A proof of Ceva's theorem using area ratios: three cevians AD, BE, CF are concurrent if and only if $\frac{BD}{DC}\cdot\frac{CE}{EA}\cdot\frac{AF}{FB} = 1$.

Keywords: Ceva's theorem, concurrency, cevian, area ratios

Prerequisites: area-proof · Difficulty: intermediate

Ceva's Theorem (1678): Three cevians $AD$, $BE$, $CF$ of triangle $ABC$ are concurrent if and only if:

\frac{BD}{DC} \cdot \frac{CE}{EA} \cdot \frac{AF}{FB} = 1
    

Proof Strategy (Area Ratios)

If the three cevians meet at point $P$, then for each ratio:

\frac{BD}{DC} = \frac{[\triangle ABP]}{[\triangle ACP]}
    

because triangles $ABP$ and $ACP$ share vertex $A$ (hence the same height from $A$ to line $BC$), so their areas are in the ratio of their bases $BD$ and $DC$.

Multiplying all three such ratios and using the cancellation of areas gives the product equal to $1$.

The Proof

Step 1: What Is a Cevian?

A cevian of triangle $ABC$ is a segment from a vertex to a point on the opposite side. For example, pick any point $D$ on side $BC$; the segment $AD$ is a cevian from vertex $A$.

Medians, altitudes, and angle bisectors are all familiar cevians.

Step 2: Three Concurrent Cevians

Now pick points $E$ on side $CA$ and $F$ on side $AB$, and draw cevians $BE$ and $CF$. When the three cevians $AD$, $BE$, $CF$ pass through a single common point $P$, we say they are concurrent.

Ceva's theorem will tell us exactly when this happens.

Step 3: Ceva's Theorem

Ceva's Theorem (1678): three cevians $AD$, $BE$, $CF$ of triangle $ABC$ are concurrent if and only if the product of the three side ratios equals $1$:

\frac{BD}{DC} \cdot \frac{CE}{EA} \cdot \frac{AF}{FB} = 1
    

We'll prove the forward direction (concurrent ⇒ product $= 1$) using area ratios.

Step 4: Area Ratios

Key lemma: two triangles with a common apex and bases on the same line have areas in the ratio of their bases — they share the same altitude from the apex.
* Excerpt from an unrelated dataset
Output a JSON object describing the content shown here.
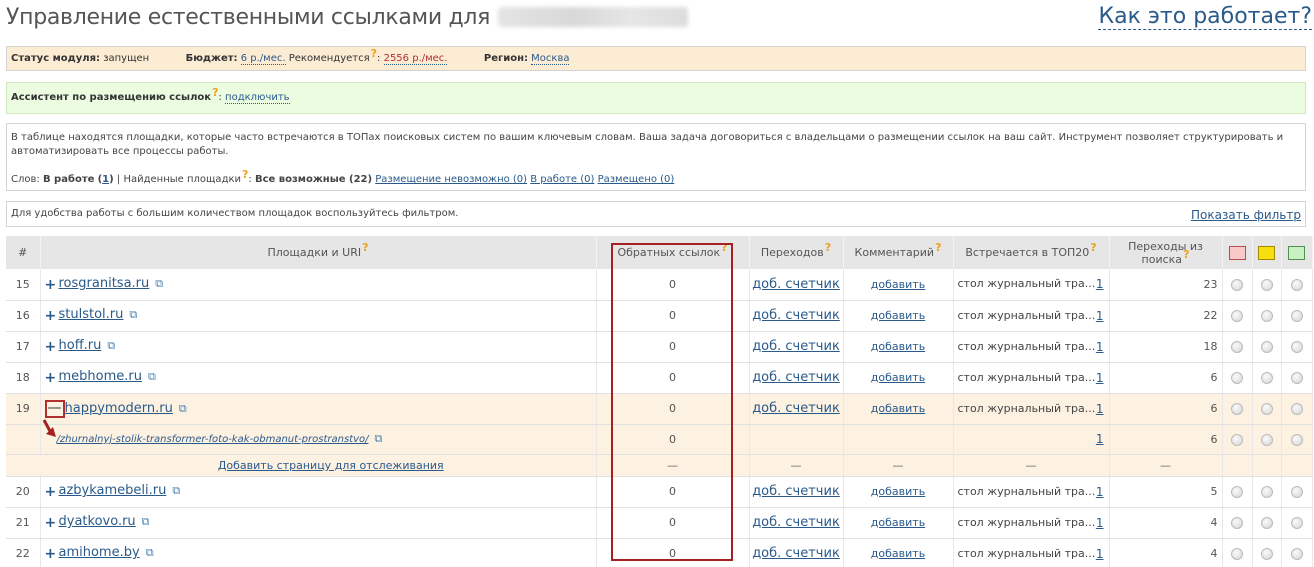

Apply the lemma to $\triangle ABD$ and $\triangle ACD$: they share apex $A$, with bases $BD$ and $DC$ on line $BC$. So:

\frac{[\triangle ABD]}{[\triangle ACD]} = \frac{BD}{DC}
    

The same lemma with apex $P$ (in place of $A$) gives $[PBD]/[PCD] = BD/DC$. Subtracting the two equal ratios:

\frac{[\triangle ABP]}{[\triangle ACP]}
    = \frac{[ABD] - [PBD]}{[ACD] - [PCD]} = \frac{BD}{DC}
    

This is the form we need for the telescoping product below.

Step 5: Chain All Three Ratios

Similarly:

• $CE/EA = [\triangle BCP] / [\triangle BAP]$
• $AF/FB = [\triangle CAP] / [\triangle CBP]$

When we multiply all three ratios, every area appears once in the numerator and once in the denominator.

Step 6: Product $= 1$

Multiplying the three ratios:

\frac{BD}{DC} \cdot \frac{CE}{EA} \cdot \frac{AF}{FB}
    = \frac{[ABP]}{[ACP]} \cdot \frac{[BCP]}{[BAP]} \cdot \frac{[CAP]}{[CBP]} = 1
    

Every area cancels! The product is exactly $1$.

Step 7: Verification with Known Cevians

Medians: $D$, $E$, $F$ are midpoints, so each ratio is $1$. Product $= 1 \cdot 1 \cdot 1 = 1$. ✓

Altitudes: The ratios involve trigonometric expressions, but their product is still $1$. ✓

Angle bisectors: By the angle bisector theorem, each ratio involves the adjacent sides. The product simplifies to $1$. ✓

Conclusion

Ceva's Theorem: Cevians $AD$, $BE$, $CF$ are concurrent if and only if:

\frac{BD}{DC} \cdot \frac{CE}{EA} \cdot \frac{AF}{FB} = 1
    

This unifies the concurrency of medians ($= 1$ trivially), altitudes, and angle bisectors under a single criterion.